The neighbor’s son, whose mom was recently killed by Love, visits their house to welcome his new neighbors. Love takes an interest in the boy named Theo, and they begin a romantic relationship of their own. At the same time, Joe seeks out another woman, Marienne, whom he works with, unbeknownst to Love. Even though the couple recently had a baby, they are now both cheating on each other. On top of the infidelity, this all happens shortly after Love killed Natalie.               

Also introduced early in the season, the Conrad couple, named Sherry and Cary, are the Quinn-Golberg’s neighbors. Sherry runs a lifestyle blog and Cary looks like the human reincarnation of Thor. Together, they are Madre Linda’s power couple, and the two take an interest in Love and Joe. 

As Love’s relationship with Theo escalates, she uses him to get information about his dad’s activities because she is worried he already knows it was her that killed his wife. Theo reveals that his dad has hacked into every camera in Madre Linda and has a list of suspects whom he watches throughout the day. When Love finds out that she and Joe are on the list, they start panicking. 

Alright, you get it. Watch the show if you want to find out what happens, but now it’s review time. 

In my opinion, Joe moving to Madre Linda was a way for him to hide who he really is. The show also likes to sprinkle little clips of Joe’s childhood trauma into the show, seemingly blaming all of his behavior on his upbringing, and his guilt about killing his mom’s boyfriend as a kid. 

It can be inferred that he also wants to protect his newborn son from the pain he suffered as a child, so he sacrificed his own well-being for his son. I don’t like how his childhood trauma, although terrible, is used as a scapegoat to justify Joe’s actions. It doesn’t seem right to justify murder after murder because he didn’t have a stable childhood. 

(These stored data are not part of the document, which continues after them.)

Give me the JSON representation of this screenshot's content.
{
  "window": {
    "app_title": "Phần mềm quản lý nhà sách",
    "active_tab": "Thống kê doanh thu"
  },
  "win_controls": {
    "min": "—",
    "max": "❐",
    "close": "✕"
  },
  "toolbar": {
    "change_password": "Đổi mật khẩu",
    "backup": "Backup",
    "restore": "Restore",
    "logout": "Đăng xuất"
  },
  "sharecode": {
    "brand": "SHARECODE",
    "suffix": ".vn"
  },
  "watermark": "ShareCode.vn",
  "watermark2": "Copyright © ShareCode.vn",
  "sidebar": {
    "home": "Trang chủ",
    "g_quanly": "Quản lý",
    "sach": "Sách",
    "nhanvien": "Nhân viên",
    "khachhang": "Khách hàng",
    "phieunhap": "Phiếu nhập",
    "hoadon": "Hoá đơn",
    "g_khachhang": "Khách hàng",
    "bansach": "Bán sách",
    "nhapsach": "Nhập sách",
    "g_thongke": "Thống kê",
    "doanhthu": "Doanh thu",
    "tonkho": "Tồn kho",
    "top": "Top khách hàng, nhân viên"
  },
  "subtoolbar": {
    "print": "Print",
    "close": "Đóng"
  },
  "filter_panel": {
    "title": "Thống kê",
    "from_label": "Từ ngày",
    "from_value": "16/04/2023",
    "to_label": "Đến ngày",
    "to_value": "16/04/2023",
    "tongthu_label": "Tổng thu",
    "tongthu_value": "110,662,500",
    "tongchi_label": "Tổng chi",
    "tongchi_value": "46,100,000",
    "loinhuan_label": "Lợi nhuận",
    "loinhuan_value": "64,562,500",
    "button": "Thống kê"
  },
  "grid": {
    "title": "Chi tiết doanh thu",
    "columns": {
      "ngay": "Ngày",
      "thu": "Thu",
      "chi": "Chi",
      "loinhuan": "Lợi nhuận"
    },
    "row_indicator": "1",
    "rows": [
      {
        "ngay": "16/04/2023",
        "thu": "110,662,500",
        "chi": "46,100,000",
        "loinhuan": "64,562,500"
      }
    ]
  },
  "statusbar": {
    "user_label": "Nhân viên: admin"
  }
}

Something I wish the production team would fix is the amount of awkward pauses in the show. Joe’s thoughts are spoken out loud so that the audience can hear them, but no one in the show can. While I think this aspect of the show sets it apart from others, it also creates little dialogue for Joe outside of his own head. This leaves lots of space in between; for example, when he has a thought during a conversation, he is seen staring off into space as the thought is spoken, leaving him with few lines and making him seem extremely dull. 

One infuriating part about the show is that it does not follow any logical plot, and the final episode of the season is no exception. In my opinion, I much prefer plot lines that are closer to reality, however I make an exception for this show because I love it. I do not think it came as a surprise that either Love or Joe would end up killing the other, but the plot twist was when it happened one after another. 

When Love makes dinner one night, she applies a poisonous substance to the knife on Joe’s plate. After he suggests a divorce, she walks away and he grabs the knife to defend himself just in case. This is when Love comes back and reveals she has poisoned him, and soon Joe succumbs to the effects. 

Right before Love decides to kill him, though, he manages to get a syringe with the same poison (he had noticed Love was growing wolfsbane in the garden and prepared the syringe just in case) and injects it into his wife. She dies, Joe burns their house down and leaves their son with the neighbor, and then he promptly flees to Paris in search of Marienne. 

All in all, the show’s rollercoaster of a plot is intense and though it is nonsensical at times. That said, it is one of my all-time favorites, and I cannot wait to see what happens next in season four.